Le retour imprévu du Partenariat transpacifique

mercredi 21 mars 2018, par Claude Vaillancourt

On le croyait bel et bien mort. Au lendemain de son élection, Donald Trump a annoncé qu’il retirait les États-Unis de l’Accord de partenariat transpacifique (PTP), négocié entre 12 pays de la zone du Pacifique, dont le Canada. Sans le principal instigateur de cet accord, cette entente avait ainsi peu de chance de survivre. Mais c’était sans compter sur le zèle libre-échangiste des autres partenaires.

Pourtant, le PTP avait soulevé de vives oppositions dans le mouvement social au Canada et ailleurs. On lui reprochait d’être un accord conçu pour favoriser l’expansion des multinationales les plus importantes. Il aurait entrainé une importante dérèglementation, notamment en ce qui concerne les institutions financières, aurait prolongé les brevets pharmaceutiques (ce qui créerait une importante hausse des coûts), affaibli la gestion de l’offre, et aurait favorisé le nivellement des salaires vers le bas.

De plus, on y retrouvait un de ces mécanismes de règlement des différends qui permettent aux entreprises de poursuivre les États par le biais d’un tribunal privé, un processus très nocif pour la démocratie et maintes fois dénoncé par de nombreux opposants.

Comme s’il sortait d’un boite à surprise, on a annoncé sans préambule la signature d’un nouvel accord le 8 mars dernier. Les tractations se sont faites dans le plus grand secret, sans consultations véritables. De veilles habitudes dans le monde du libre-échange. L’accord a été affublé d’un nouveau nom : l’Accord de Partenariat transpacifique global et progressiste (PTPGP).

Le terme « progressiste », apparu sous l’instigation du gouvernement Trudeau, qui a fait de ce mot une marotte vide de sens, en fait sursauter plusieurs. Rien n’est plus paradoxal que ce terme associé au libre-échange. Les accords commerciaux signés par le Canada, dont le PTPGP n’est en rien différent, sont au contraire la cause d’importants reculs sur le plan social.
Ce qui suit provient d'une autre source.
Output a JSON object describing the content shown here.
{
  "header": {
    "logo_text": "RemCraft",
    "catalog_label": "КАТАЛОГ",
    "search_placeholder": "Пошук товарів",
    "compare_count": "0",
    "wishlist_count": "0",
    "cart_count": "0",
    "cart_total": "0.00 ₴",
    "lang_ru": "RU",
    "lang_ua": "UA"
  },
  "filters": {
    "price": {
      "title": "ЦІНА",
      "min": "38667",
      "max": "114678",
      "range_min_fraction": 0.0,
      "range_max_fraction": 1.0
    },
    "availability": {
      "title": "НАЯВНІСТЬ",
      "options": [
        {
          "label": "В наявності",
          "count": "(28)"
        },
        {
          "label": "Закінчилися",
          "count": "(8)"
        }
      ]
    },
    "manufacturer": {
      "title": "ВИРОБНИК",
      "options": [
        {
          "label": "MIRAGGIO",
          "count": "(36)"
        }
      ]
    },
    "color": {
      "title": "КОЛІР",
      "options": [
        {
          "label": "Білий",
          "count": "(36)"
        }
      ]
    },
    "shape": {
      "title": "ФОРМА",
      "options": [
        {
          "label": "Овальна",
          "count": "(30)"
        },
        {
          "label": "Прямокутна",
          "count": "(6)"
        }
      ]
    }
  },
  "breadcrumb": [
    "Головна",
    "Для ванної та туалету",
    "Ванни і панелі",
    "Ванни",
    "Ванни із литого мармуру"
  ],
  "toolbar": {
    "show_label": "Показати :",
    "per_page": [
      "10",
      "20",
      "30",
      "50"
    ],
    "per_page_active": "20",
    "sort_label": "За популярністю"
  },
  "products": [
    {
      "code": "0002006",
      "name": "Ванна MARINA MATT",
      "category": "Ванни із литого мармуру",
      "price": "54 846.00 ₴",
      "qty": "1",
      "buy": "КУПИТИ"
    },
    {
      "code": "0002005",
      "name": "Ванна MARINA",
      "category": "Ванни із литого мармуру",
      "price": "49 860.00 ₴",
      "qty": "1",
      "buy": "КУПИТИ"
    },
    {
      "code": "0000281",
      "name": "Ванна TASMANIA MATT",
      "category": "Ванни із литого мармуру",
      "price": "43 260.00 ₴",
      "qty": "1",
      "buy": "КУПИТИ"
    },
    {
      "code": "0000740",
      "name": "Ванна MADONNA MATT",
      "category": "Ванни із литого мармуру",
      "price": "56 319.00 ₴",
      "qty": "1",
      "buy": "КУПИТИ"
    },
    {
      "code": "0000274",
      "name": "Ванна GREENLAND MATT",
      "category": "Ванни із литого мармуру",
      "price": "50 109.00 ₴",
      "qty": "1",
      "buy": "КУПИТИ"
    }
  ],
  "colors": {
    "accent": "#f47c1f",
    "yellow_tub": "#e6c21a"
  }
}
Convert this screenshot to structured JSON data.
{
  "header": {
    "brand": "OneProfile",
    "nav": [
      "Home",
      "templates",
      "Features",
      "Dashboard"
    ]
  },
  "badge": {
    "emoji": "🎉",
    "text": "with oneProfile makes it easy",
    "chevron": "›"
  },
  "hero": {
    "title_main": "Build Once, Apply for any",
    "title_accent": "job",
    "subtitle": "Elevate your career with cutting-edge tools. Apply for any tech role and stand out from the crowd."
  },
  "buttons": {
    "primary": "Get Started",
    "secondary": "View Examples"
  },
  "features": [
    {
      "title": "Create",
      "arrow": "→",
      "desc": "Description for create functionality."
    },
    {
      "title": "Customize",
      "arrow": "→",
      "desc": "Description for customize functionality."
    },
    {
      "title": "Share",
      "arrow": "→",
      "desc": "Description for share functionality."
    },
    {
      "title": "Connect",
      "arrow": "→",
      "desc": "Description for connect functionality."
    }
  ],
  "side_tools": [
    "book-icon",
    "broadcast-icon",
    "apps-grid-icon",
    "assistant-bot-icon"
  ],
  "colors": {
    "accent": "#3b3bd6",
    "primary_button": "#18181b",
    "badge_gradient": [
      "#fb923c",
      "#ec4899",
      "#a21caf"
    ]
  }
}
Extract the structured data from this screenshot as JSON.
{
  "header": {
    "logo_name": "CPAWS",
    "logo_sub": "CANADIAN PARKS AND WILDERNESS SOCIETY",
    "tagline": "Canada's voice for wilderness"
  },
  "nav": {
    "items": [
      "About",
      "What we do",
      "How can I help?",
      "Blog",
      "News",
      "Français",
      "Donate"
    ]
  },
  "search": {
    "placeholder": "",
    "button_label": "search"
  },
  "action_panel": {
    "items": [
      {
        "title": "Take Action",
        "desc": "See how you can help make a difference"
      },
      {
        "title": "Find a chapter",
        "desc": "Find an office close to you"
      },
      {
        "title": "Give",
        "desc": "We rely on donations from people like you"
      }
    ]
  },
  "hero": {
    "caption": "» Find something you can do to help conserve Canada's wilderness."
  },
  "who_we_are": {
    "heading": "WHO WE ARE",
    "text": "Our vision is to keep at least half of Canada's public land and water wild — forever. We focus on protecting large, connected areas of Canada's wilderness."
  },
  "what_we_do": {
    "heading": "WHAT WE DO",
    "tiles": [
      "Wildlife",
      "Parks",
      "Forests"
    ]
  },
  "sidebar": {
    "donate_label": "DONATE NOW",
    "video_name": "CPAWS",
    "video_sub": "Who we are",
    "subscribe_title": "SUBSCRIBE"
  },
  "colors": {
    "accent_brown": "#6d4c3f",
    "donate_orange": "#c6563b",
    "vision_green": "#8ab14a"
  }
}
Cet accord est arrivé si subitement dans l’actualité, qu’il a pris les commentateurs par surprise et a soulevé très peu de réactions. Le gouvernement Trudeau — et ceux des autres pays partenaires — ont largement profité du climat de crainte provoqué par le protectionnisme de Trump pour faire passer un accord vu comme un nécessaire bienfait, sans qu’on prenne la peine de l’examiner ou d’en expliquer les conséquences.

Pourtant, la rapidité avec laquelle il a été signé nous rappelle une évidence : l’accord a très peu changé. Il a pour ainsi toutes les raisons de ranimer les inquiétudes qu’il soulevait auparavant. On ne transforme pas un accord de plus de 5000 pages en claquant du doigt.

Parmi les rares commentaires émis depuis la renaissance de l’accord, celui du chercheur Scott Sinclair me paraît le plus éclairant. Sinclair vient entre autres démentir ce que le Canada a annoncé comme sa plus importante victoire : une protection forte et assurée du secteur de la culture. Mais en fait, cette protection se formule dans une lettre d’accompagnement dont la valeur juridique est discutable. Le texte de l’accord quant à lui reste le plus faible de tous ceux signés par le Canada pour assurer la protection la diversité culturelle. Il ne fait d’ailleurs aucune mention de la convention sur la diversité culturelle de l’UNESCO.

Le changement le plus positif demeure l’élimination des mesures de protection de la propriété intellectuelle. Celles-ci auraient permis de prolonger l’exclusivité des brevets et les droits d’auteurs jusqu’à 70 ans (après la mort de l’artiste, dans le second cas).

Mais les autres aspects qui inquiétaient les opposants au PTP se trouvent inchangés. Certes, l’absence des États-Unis pourrait en rassurer quelques uns, puisqu’il s’agit du principal partenaire commercial du Canada. Par exemple, l’importation beaucoup plus importante des produits agricoles étatsuniens, à cause de l’affaiblissement de la gestion l’offre, aurait pu causer des torts immenses à notre agriculture. Mais Trump n’a pas exclus un retour des États-Unis. Et la conclusion surprise de cet accord peut aussi être vue comme un coup de force pour hausser la pression sur lui et le ramener au bercail.

Il est ainsi toujours décevant que notre gouvernement continue à se lancer tête baissée dans des accords de plus en plus désavoués par les populations — ce qu’on peut observer par les résultats électoraux dans plusieurs pays. Plutôt que de se préoccuper de besoins réels, comme l’amélioration des services publics, la protection de l’environnement, la réduction des inégalités, la justice fiscale, les libéraux défendent des mesures dépassées qui nous mènent dans le sens contraire. Ce qui est décidément mauvais pour la classe moyenne.